2043167 Alberta Ltd. est une entreprise en démarrage qui gagne du terrain sur le marché canadien. L’entreprise a l’intention d’accroître la stabilité de l’industrie de la construction dans le sud de l’Alberta, car les études de marché indiquent que les petites collectivités ont de la difficulté à maintenir leur population, en partie en raison de l’incapacité de trouver un emploi stable. Ce projet créera des emplois pour les professionnels qualifiés de l’industrie de la construction pour les années à venir. En tant que première employée au Canada, la fonction initiale de Mme Zang sera de créer et de mettre en œuvre une stratégie financière solide pour l’avenir de l’entreprise. Elle sera responsable de la gestion de multiples projets de construction, y compris des permis du gouvernement, des dépenses, des impôts, des rapports de la WCB et des revenus. Sa participation quotidienne au succès de l’entreprise est essentielle. Les prévisions actuelles pour la construction d’environ 4 maisons par année se traduiraient par plus de 13 emplois dans le sud de l’Alberta et par un revenu d’environ 70 000 $ par année par employé.

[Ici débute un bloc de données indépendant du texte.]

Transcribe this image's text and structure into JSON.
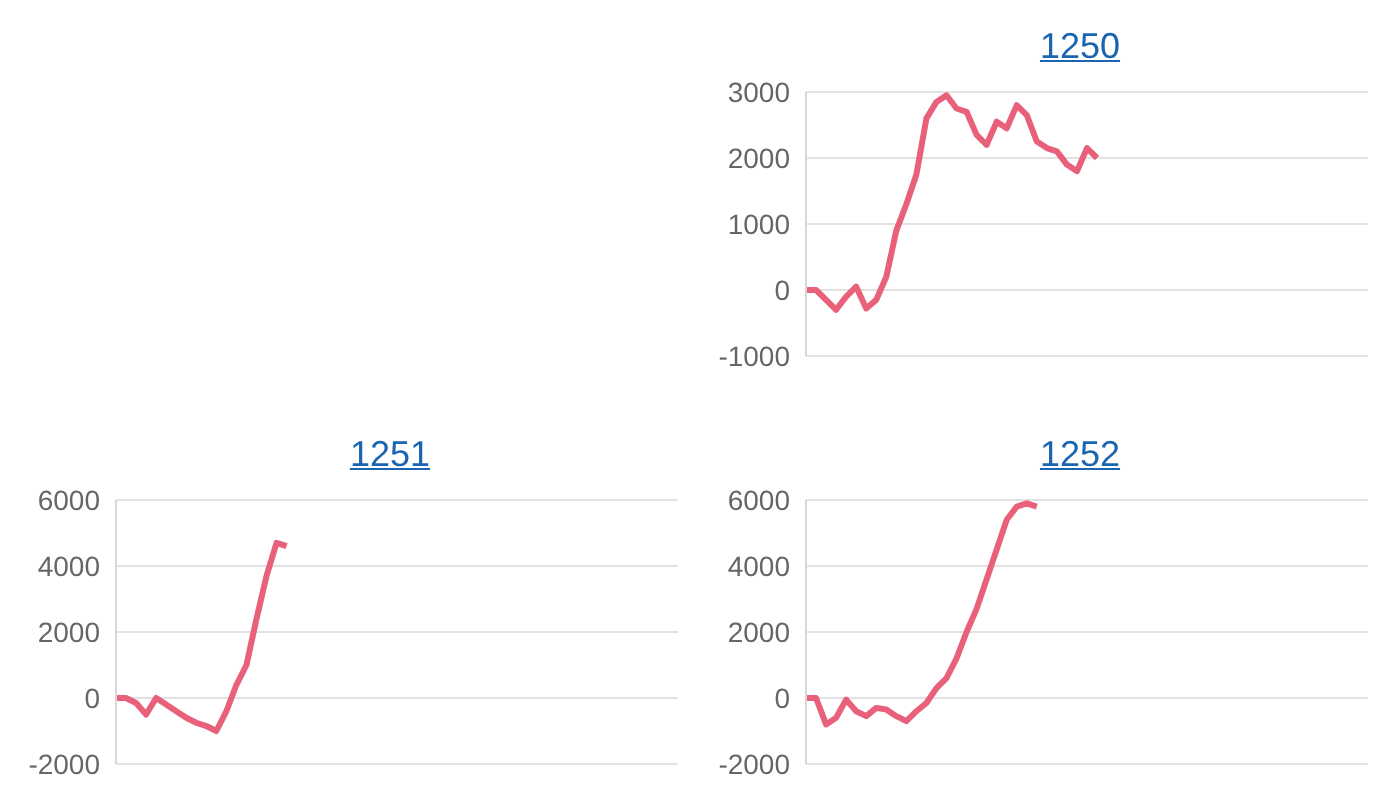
{
  "chart_data": [
    {
      "type": "line",
      "title": "1250",
      "categories": [
        null,
        null,
        null,
        null,
        null,
        null,
        null,
        null,
        null,
        null,
        null,
        null,
        null,
        null,
        null,
        null,
        null,
        null,
        null,
        null,
        null,
        null,
        null,
        null,
        null,
        null,
        null,
        null,
        null,
        null,
        null,
        null,
        null,
        null,
        null,
        null,
        null,
        null,
        null,
        null,
        null,
        null,
        null,
        null,
        null,
        null,
        null,
        null,
        null,
        null,
        null,
        null,
        null,
        null,
        null,
        null,
        null
      ],
      "values": [
        0,
        0,
        -150,
        -300,
        -100,
        50,
        -280,
        -150,
        200,
        900,
        1300,
        1750,
        2600,
        2850,
        2950,
        2750,
        2700,
        2350,
        2200,
        2550,
        2450,
        2800,
        2650,
        2250,
        2150,
        2100,
        1900,
        1800,
        2150,
        2000,
        null,
        null,
        null,
        null,
        null,
        null,
        null,
        null,
        null,
        null,
        null,
        null,
        null,
        null,
        null,
        null,
        null,
        null,
        null,
        null,
        null,
        null,
        null,
        null,
        null,
        null,
        null
      ],
      "color": "#e8607a",
      "ylim": [
        -1000,
        3000
      ],
      "yticks": [
        -1000,
        0,
        1000,
        2000,
        3000
      ],
      "grid": "y",
      "marker": "none",
      "tick_labels": "y"
    },
    {
      "type": "line",
      "title": "1251",
      "categories": [
        null,
        null,
        null,
        null,
        null,
        null,
        null,
        null,
        null,
        null,
        null,
        null,
        null,
        null,
        null,
        null,
        null,
        null,
        null,
        null,
        null,
        null,
        null,
        null,
        null,
        null,
        null,
        null,
        null,
        null,
        null,
        null,
        null,
        null,
        null,
        null,
        null,
        null,
        null,
        null,
        null,
        null,
        null,
        null,
        null,
        null,
        null,
        null,
        null,
        null,
        null,
        null,
        null,
        null,
        null,
        null,
        null
      ],
      "values": [
        0,
        0,
        -150,
        -500,
        0,
        -200,
        -400,
        -600,
        -750,
        -850,
        -1000,
        -400,
        400,
        1000,
        2400,
        3700,
        4700,
        4600,
        null,
        null,
        null,
        null,
        null,
        null,
        null,
        null,
        null,
        null,
        null,
        null,
        null,
        null,
        null,
        null,
        null,
        null,
        null,
        null,
        null,
        null,
        null,
        null,
        null,
        null,
        null,
        null,
        null,
        null,
        null,
        null,
        null,
        null,
        null,
        null,
        null,
        null,
        null
      ],
      "color": "#e8607a",
      "ylim": [
        -2000,
        6000
      ],
      "yticks": [
        -2000,
        0,
        2000,
        4000,
        6000
      ],
      "grid": "y",
      "marker": "none",
      "tick_labels": "y"
    },
    {
      "type": "line",
      "title": "1252",
      "categories": [
        null,
        null,
        null,
        null,
        null,
        null,
        null,
        null,
        null,
        null,
        null,
        null,
        null,
        null,
        null,
        null,
        null,
        null,
        null,
        null,
        null,
        null,
        null,
        null,
        null,
        null,
        null,
        null,
        null,
        null,
        null,
        null,
        null,
        null,
        null,
        null,
        null,
        null,
        null,
        null,
        null,
        null,
        null,
        null,
        null,
        null,
        null,
        null,
        null,
        null,
        null,
        null,
        null,
        null,
        null,
        null,
        null
      ],
      "values": [
        0,
        0,
        -800,
        -600,
        -50,
        -400,
        -550,
        -300,
        -350,
        -550,
        -700,
        -400,
        -150,
        300,
        600,
        1200,
        2000,
        2700,
        3600,
        4500,
        5400,
        5800,
        5900,
        5800,
        null,
        null,
        null,
        null,
        null,
        null,
        null,
        null,
        null,
        null,
        null,
        null,
        null,
        null,
        null,
        null,
        null,
        null,
        null,
        null,
        null,
        null,
        null,
        null,
        null,
        null,
        null,
        null,
        null,
        null,
        null,
        null,
        null
      ],
      "color": "#e8607a",
      "ylim": [
        -2000,
        6000
      ],
      "yticks": [
        -2000,
        0,
        2000,
        4000,
        6000
      ],
      "grid": "y",
      "marker": "none",
      "tick_labels": "y"
    }
  ]
}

La construction de maisons dans les petits centres contribuera à l’emploi, car l’entreprise de construction devra embaucher des personnes pour aider à la construction. Chaque maison fournit l’équivalent d’environ 3 années-personnes. Étant donné qu’il est prévu de construire 4 maisons par an. Cela équivaut à 12 années‑personnes. Ce projet créerait également un emploi à temps plein pour l’investisseur et au moins deux employés de soutien à temps plein, ce qui représenterait l5 années-personnes par année. De plus, environ 2,5 années-personnes supplémentaires seraient nécessaires en sous-traitance pour construire ces maisons, ce qui représente un total de 17,5 années-personnes. Du point de vue du gouvernement, cela équivaut à environ (l7,5 x 60 000) = 1 005 000 $ en revenus générés par année, ce qui représenterait des recettes gouvernementales d’environ 250 000 $.

Ce projet offre de bons emplois, fournit des logements abordables aux personnes à faible revenu, renforce les petites collectivités et aidera à fournir des logements dans celles-ci, ce qui encouragera les grandes entreprises à y déménager. L’investissement de Mme Zang a déjà permis de commencer la construction de deux maisons dans la région de Raymond. La première maison a été achevée et est vendue, et la deuxième a été achevée et sera mise sur le marché au cours du mois. Nous sommes actuellement en négociation avec la ville de Raymond pour former une coentreprise grâce à laquelle nous construirons des résidences pour personnes âgées (12 à 14 unités de 1 000 pieds carrés).

Si M. Zang n’avait pas investi et ne dirigeait pas toutes les opérations financières, 2043167 Alberta Ltd. s’effondrerait et tous les projets de construction en cours et prévus au Canada prendraient immédiatement fin. Cela entraînerait ensuite une perte importante de revenus et d’emplois pour l’entreprise et l’industrie de la construction dans le sud de l’Alberta.

Mme Xiaoning Zang

Mme Zang est parfaitement qualifiée pour remplir le mandat de dirigeante principale des finances chez 2043167 Alberta Ltd., en Alberta. Elle a obtenu une maîtrise en administration publique de la Northeast Normal University en Chine en 2014. Mme Zang est une professionnelle spécialisée en gestion possédant une vaste expérience en finances et en administration, et elle travaille pour Sinolink Consultants Services Ltd., en Chine, depuis 2015.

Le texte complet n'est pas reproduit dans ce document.